UPDATE II: Foreseeing that some people may take issue with my pointing out that Libertarians are often in some ways like conservatives, and are often a lot conservative than liberals (if you use support for McCain or Obama as the measure of who is conservative and who is liberal), I just want to point out that while some Libertarians may think of themselves as liberals, and the term "Libertarian" used in a broad, technical sense can include liberal-anarchists or anarchist-communists, I think that conservative Libertarians have basically taken over the Libertarian movement in America that is centered around the Libertarian Party, and that tries to get politicians elected to public office in America. I think that these people are a lot different than your average liberal-anarchist who used to go out on the street to protest globalization because of the impact it can have on poor people's quality of living in Third World countries.

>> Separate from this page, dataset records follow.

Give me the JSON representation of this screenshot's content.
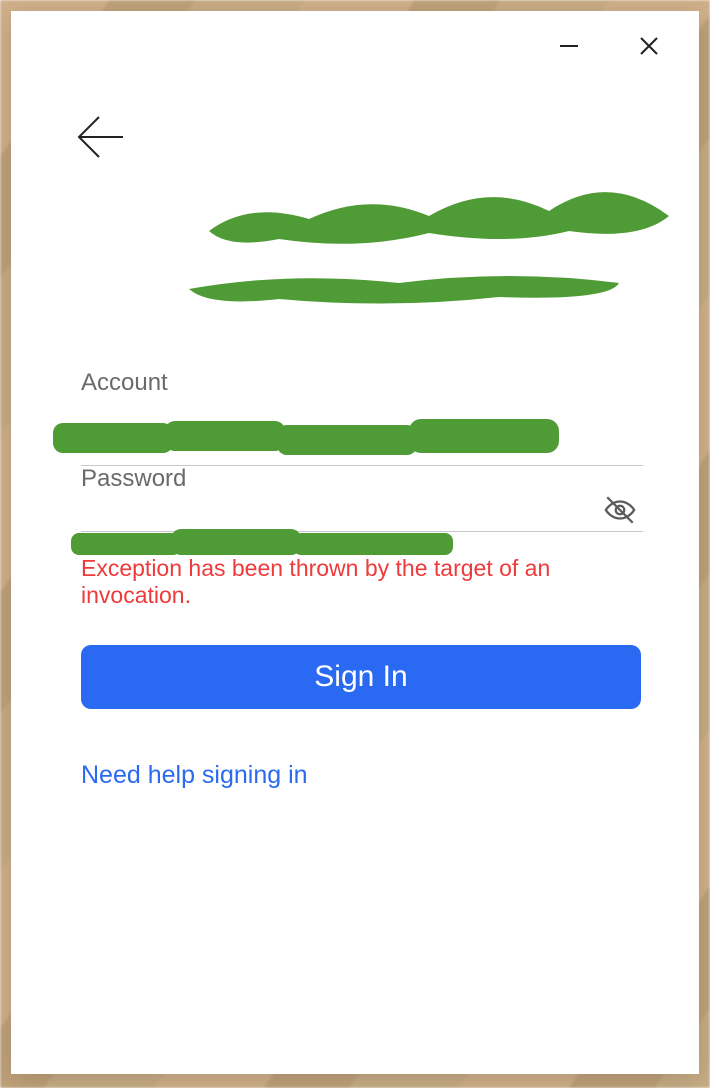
{
  "titlebar": {
    "minimize_name": "minimize",
    "close_name": "close"
  },
  "back_name": "back",
  "form": {
    "account_label": "Account",
    "password_label": "Password",
    "password_toggle_name": "show-password",
    "error_text": "Exception has been thrown by the target of an invocation.",
    "signin_label": "Sign In",
    "help_label": "Need help signing in"
  },
  "colors": {
    "primary": "#2a6af3",
    "error": "#ee3a3a",
    "redaction": "#4f9b35"
  }
}
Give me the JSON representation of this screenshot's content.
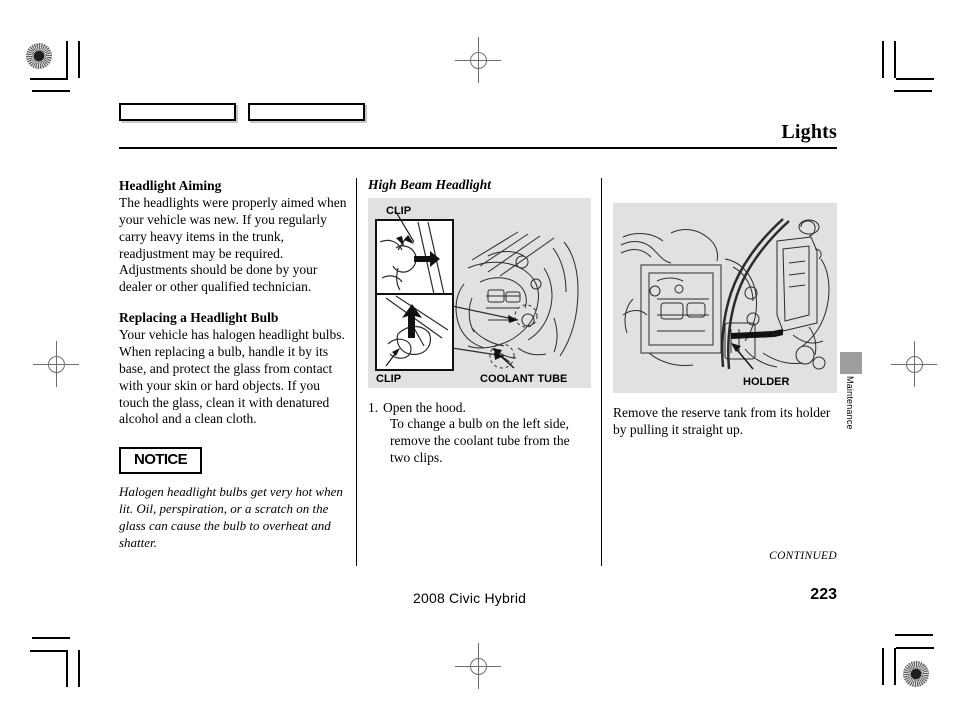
{
  "header": {
    "title": "Lights"
  },
  "spec_boxes": [
    {
      "name": "spec-box-left",
      "text": ""
    },
    {
      "name": "spec-box-right",
      "text": ""
    }
  ],
  "column_left": {
    "section_1": {
      "heading": "Headlight Aiming",
      "body": "The headlights were properly aimed when your vehicle was new. If you regularly carry heavy items in the trunk, readjustment may be required. Adjustments should be done by your dealer or other qualified technician."
    },
    "section_2": {
      "heading": "Replacing a Headlight Bulb",
      "body": "Your vehicle has halogen headlight bulbs. When replacing a bulb, handle it by its base, and protect the glass from contact with your skin or hard objects. If you touch the glass, clean it with denatured alcohol and a clean cloth."
    },
    "notice": {
      "label": "NOTICE",
      "body": "Halogen headlight bulbs get very hot when lit. Oil, perspiration, or a scratch on the glass can cause the bulb to overheat and shatter."
    }
  },
  "column_middle": {
    "figure": {
      "title": "High Beam Headlight",
      "callouts": {
        "clip_top": "CLIP",
        "clip_bottom": "CLIP",
        "coolant_tube": "COOLANT TUBE"
      }
    },
    "step": {
      "number": "1.",
      "line_1": "Open the hood.",
      "line_2": "To change a bulb on the left side, remove the coolant tube from the two clips."
    }
  },
  "column_right": {
    "figure": {
      "callouts": {
        "holder": "HOLDER"
      }
    },
    "body": "Remove the reserve tank from its holder by pulling it straight up."
  },
  "side_tab": {
    "label": "Maintenance"
  },
  "footer": {
    "continued": "CONTINUED",
    "model": "2008  Civic  Hybrid",
    "page_number": "223"
  },
  "colors": {
    "figure_background": "#e1e1e1",
    "thumb_tab": "#9e9e9e",
    "rule": "#000000"
  }
}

I think if the liberal-anarchist type people had some very frank conversations with the conservative-type Libertarians, they would find that the "Libertarian" movement is something they have very little in common with, and that to identify themselves in terms of how they fit in the contemporary American political spectrum, they are a lot better off just calling themselves anarchists and not lumping themselves in with these other, 38%-pro-McCain Libertarians. Doing otherwise just gets people confused.

UPDATE III: If you really want to know why there are so many Obama-supporters among these right-leaning Libertarians, maybe it's this: maybe whether they support Obama isn't such a good gauge of their ideology, and maybe a lot of otherwise-right-leaning Libertarians are favoring him because they disagree with the Republicans' Iraq policy, feel that the Iraq war is a very grave mistake for the nation, and feel like Obama is more likely to change the policy than McCain. In that case, they would prefer Obama to win the White House to chasten the Republicans until the Republicans become a little more public-spirited. Otherwise, those people may be just as right-wing as any Charlton Heston / Clint Eastwood Libertarian.